Borges separates himself out from his published namesake, who plays at being Borges. The namesake is an actor, which is to say he pretends to be something which he is not. In this context, Poe’s story of a namesake (one which is eerily contemporary in its formulation and the complexity with which it approaches the relationship of an author’s life to that of his fiction) usefully articulates the struggle of self-judgement and the gap between the internal self and that self’s public performance.
Poe’s short-story William Wilson is his progeny, verified by the published attribution ‘by Edgar Allan Poe’. This mechanical reproduction of his name – his printed namesake – articulates his life (his life’s work, his work as his life).
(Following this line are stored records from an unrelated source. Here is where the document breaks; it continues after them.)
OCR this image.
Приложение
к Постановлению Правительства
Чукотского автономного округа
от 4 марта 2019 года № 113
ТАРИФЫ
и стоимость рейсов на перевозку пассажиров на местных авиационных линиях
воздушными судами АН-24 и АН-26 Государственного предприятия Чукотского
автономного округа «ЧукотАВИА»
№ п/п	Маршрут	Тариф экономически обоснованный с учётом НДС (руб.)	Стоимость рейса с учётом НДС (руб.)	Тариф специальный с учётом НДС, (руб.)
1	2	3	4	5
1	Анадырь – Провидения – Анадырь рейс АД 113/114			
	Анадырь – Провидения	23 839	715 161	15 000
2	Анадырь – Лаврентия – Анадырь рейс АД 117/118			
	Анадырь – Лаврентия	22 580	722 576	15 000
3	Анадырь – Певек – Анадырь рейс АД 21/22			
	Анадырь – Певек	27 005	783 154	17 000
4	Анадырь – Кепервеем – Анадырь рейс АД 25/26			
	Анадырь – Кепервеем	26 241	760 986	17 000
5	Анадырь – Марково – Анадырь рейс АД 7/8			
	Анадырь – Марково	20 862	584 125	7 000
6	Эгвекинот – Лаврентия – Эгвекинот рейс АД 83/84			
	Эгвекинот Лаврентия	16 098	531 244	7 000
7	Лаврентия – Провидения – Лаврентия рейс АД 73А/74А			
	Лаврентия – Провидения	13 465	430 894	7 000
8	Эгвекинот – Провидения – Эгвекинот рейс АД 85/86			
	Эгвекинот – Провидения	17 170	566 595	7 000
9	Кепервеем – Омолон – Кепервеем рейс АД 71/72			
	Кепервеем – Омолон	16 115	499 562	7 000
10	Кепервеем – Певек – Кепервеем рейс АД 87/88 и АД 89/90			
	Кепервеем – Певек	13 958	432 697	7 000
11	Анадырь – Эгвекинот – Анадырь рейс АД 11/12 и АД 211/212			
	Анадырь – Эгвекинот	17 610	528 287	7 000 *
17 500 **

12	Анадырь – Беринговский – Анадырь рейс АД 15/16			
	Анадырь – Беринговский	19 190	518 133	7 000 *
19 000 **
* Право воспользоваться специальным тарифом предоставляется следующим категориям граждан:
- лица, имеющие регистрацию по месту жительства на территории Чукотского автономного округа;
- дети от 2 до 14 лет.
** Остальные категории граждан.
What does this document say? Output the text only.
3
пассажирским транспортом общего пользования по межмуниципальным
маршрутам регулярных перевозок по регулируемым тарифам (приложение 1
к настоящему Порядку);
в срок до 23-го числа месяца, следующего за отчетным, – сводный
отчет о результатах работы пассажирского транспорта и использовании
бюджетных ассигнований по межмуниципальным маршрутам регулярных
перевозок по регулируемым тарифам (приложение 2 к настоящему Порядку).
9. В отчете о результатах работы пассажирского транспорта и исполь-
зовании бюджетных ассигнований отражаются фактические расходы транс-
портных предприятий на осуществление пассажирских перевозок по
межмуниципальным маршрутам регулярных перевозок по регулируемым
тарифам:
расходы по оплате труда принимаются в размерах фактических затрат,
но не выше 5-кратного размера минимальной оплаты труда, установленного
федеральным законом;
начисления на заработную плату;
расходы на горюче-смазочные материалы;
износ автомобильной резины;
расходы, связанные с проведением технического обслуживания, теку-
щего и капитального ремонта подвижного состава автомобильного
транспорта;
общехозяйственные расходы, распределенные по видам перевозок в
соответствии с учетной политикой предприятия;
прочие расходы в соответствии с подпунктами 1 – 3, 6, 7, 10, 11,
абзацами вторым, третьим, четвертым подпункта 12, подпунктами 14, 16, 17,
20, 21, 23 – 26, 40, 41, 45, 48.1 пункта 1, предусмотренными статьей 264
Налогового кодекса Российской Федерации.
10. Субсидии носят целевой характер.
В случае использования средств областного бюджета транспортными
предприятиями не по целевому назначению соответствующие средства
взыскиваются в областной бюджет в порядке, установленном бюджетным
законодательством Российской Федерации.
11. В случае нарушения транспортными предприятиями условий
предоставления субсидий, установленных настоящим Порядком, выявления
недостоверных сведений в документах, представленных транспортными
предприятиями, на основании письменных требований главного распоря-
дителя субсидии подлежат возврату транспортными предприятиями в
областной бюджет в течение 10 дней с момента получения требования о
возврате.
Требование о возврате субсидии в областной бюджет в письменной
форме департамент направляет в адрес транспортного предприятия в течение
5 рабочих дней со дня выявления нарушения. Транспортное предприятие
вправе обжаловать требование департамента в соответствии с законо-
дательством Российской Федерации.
To read about oneself, to write about oneself, to see one’s name printed and reprinted, to hear one’s name in conversation, is often to read or write or hear as if it was the name of another. In this context – the context post industrial revolution – our personal proper name becomes our namesake in written and spoken language. Mechanical reproduction – printing, photography, film – offers us the same kind of estrangement that we feel when we look in a mirror: it is both us and not us.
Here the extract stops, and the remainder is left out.